Stojąc przed drzwiami prowadzącymi na scenę usłyszałam głos Ani:

- Mira!

Odwróciłam się i zobaczyłam blondynkę stojącą w drzwiach garderoby. Zaczęłam szybko iść w tamtą stronę, ale kiedy zobaczyłam nad drzwiami napis "Jann" stwierdziłam, że nie ma po co się śpieszyć.

Zanim zdążyłam wejść do pokoju, dziewczyna wyszła, zamykając drzwi.

- Muszę iść jeszcze zobaczyć czy wszystko jest na miejscu. Mogłabyś pomóc mu się przygotować? Wszyscy ci, który mieli się tym zająć nie mogli dotrzeć, a wiem, że Janek na pewno nie pogardzi twoją obecnością - Powiedziała na jednym wdechu i szybkim krokiem zaczęła odchodzić. - Dasz radę! - Pokazała kciuk w górę i poprostu zniknęła.

Rozejrzałam się, szukając pomocy, lecz nikogo nie było.

Wzięłam wdech i wydech, pociągnęłam za klamkę, a następnie weszłam do pomieszczenia, cicho zamykając drzwi.

Odwróciłam się i zobaczyłam blondyna kręcącego się na fotelu.

Czyli przez tyle lat w ogóle się nie zmienił.

Podeszłam do biurka na którym leżało dużo kosmetyków i usiadłam na jedym z krzeseł naprzeciwko chłopaka.

- W czym potrzebujesz pomocy? - Zapytałam, starając się trzymać jak najmilszy ton głosu.

- Ania okazała się słabą makijażystką, ponieważ stwierdziła, że potrafi tylko siebie malować, a nie kogoś - Przewrócił oczami z uśmiechem. - Więc na pewno z makijażem.

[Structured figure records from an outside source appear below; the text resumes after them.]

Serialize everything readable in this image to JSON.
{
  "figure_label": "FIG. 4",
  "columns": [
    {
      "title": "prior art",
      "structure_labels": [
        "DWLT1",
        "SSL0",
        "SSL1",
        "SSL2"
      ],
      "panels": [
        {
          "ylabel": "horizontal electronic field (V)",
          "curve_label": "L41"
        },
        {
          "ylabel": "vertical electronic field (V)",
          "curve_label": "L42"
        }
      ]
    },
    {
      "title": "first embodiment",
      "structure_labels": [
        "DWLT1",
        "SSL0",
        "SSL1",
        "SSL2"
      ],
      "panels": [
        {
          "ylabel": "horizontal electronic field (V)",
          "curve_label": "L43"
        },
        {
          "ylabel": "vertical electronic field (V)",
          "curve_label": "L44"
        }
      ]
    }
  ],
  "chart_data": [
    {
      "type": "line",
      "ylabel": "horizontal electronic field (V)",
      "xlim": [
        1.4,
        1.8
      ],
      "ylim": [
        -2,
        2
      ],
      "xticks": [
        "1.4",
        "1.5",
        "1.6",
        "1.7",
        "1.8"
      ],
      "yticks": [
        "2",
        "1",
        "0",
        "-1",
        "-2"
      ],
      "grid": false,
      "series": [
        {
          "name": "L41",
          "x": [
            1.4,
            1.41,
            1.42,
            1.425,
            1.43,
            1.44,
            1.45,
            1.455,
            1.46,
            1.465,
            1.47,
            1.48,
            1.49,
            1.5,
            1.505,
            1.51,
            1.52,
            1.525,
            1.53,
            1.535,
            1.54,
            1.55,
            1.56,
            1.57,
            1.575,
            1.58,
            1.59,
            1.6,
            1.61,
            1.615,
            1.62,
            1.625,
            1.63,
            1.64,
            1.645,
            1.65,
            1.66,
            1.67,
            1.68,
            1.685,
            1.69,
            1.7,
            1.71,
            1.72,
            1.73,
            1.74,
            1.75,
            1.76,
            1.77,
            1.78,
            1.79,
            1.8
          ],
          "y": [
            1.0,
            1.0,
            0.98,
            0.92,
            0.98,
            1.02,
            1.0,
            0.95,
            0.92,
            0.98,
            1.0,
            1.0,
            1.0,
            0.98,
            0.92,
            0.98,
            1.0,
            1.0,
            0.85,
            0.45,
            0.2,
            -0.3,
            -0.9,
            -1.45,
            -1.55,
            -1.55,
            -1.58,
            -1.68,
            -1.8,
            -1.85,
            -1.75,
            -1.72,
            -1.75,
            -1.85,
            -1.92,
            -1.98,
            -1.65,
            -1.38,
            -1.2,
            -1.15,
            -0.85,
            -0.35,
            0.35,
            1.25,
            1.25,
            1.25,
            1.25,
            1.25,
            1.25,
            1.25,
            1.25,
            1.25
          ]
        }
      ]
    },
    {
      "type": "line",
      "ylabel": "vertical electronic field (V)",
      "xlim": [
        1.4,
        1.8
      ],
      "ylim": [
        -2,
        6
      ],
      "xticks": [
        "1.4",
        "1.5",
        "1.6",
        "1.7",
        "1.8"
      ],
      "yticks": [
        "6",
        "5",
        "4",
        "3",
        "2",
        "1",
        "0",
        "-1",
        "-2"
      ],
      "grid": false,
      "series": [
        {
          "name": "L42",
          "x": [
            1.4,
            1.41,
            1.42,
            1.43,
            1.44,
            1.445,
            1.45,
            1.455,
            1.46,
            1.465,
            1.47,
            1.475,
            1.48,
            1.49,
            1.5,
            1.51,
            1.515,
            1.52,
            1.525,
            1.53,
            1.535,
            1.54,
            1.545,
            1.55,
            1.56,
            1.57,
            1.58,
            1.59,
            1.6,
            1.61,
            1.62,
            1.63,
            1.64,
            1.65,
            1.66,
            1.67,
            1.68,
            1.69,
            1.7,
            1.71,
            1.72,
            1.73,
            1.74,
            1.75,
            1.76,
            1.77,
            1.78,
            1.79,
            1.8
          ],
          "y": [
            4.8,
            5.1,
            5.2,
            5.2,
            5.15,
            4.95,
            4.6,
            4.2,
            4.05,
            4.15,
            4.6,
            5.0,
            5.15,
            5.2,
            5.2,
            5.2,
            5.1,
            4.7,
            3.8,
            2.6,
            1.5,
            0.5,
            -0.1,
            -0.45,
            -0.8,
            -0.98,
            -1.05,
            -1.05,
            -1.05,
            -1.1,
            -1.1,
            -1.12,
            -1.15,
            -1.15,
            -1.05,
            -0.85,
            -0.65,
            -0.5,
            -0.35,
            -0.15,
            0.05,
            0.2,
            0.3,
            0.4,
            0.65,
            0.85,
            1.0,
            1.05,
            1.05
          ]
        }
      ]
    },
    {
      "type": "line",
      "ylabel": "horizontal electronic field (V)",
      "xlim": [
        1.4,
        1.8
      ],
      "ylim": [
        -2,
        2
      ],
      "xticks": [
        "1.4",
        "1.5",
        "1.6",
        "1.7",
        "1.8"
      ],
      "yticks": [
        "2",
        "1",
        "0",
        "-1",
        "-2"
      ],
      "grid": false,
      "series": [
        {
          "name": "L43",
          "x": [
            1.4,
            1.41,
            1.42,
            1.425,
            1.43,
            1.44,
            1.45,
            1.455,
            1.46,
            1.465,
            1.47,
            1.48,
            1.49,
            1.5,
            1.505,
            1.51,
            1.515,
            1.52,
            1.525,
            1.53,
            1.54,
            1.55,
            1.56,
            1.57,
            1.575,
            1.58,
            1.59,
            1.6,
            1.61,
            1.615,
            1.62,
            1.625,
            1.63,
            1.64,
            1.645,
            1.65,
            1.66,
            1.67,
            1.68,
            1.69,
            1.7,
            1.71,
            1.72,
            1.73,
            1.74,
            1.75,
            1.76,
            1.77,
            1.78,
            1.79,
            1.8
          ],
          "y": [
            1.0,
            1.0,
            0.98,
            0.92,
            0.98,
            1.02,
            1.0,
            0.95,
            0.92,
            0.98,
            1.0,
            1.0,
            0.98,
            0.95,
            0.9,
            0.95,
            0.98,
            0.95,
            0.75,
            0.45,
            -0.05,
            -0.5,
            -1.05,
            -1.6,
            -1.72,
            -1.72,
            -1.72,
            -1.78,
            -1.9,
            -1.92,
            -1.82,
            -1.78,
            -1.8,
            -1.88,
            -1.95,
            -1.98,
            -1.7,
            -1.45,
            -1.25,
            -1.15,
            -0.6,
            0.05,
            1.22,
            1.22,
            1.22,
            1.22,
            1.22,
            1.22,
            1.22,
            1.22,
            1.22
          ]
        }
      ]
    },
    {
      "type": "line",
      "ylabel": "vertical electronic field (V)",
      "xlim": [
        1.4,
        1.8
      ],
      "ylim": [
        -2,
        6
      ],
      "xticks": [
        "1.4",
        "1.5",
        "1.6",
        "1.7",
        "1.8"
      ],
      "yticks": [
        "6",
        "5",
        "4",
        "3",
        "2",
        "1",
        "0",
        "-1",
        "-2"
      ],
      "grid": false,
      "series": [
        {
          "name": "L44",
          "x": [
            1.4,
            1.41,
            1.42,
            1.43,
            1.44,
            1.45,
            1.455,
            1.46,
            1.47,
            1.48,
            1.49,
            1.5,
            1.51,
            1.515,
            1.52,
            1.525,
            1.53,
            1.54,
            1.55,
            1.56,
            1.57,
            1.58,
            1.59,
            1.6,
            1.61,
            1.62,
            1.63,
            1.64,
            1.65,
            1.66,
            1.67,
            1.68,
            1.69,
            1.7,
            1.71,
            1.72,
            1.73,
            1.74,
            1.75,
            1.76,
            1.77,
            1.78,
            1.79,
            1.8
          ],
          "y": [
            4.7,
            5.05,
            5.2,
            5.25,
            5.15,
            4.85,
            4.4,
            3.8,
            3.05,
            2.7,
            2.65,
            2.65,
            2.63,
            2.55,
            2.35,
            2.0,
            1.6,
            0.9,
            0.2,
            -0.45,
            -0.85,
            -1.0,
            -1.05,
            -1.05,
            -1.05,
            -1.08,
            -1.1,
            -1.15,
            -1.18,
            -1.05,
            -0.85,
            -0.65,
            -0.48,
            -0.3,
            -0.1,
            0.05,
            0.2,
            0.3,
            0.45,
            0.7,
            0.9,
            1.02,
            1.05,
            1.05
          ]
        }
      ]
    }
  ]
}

Wyciągnęłam telefon z kieszeni i puściłam jakąś piosenkę na Spotify, ponieważ od zawsze nie potrafiłam pracować w ciszy, a muzyka mnie relaksowała.

Wzięłam z blatu krem do twarzy i zaczęłam go nakładać, ale chyba zobaczył, że idzie mi to dość opornie, ponieważ stworzyłam między nami dystans, więc jednym ruchem przybliżył mi krzesło tak, że stykaliśmy się kolanami.

Uśmiechnął się, widząc moje zakłopotanie, a ja po chwili wróciłam do pracy.

Po 20 minutach skończyłam. Odjechałam krzesłem i spojrzałam na niego, oglądając swoje dzieło.

Stwierdzam, że on w każdym wydaniu wygląda przepięknie. Naprawdę nie dziwię się, że ma rzeszę fanek.

Podałam mu lusterko, lecz chłopak zamiast zobaczyć efekty mojej pracy cały czas patrzył na mnie.

- Skończyłam swoją robotę - Wzięłam telefon, wyłączając piosenkę do której jeszcze przed chwilą śpiewał. - W czymś jeszcze ci pomóc ?

- Nie, wielkie dzięki, bo nie ogarnąłbym tego sam.

- Nie masz za co dziękować, to tylko makijaż, a do tego strasznie lekki. Nawet tuszu nie masz - Uśmiechnęłam się, wstając z krzesła.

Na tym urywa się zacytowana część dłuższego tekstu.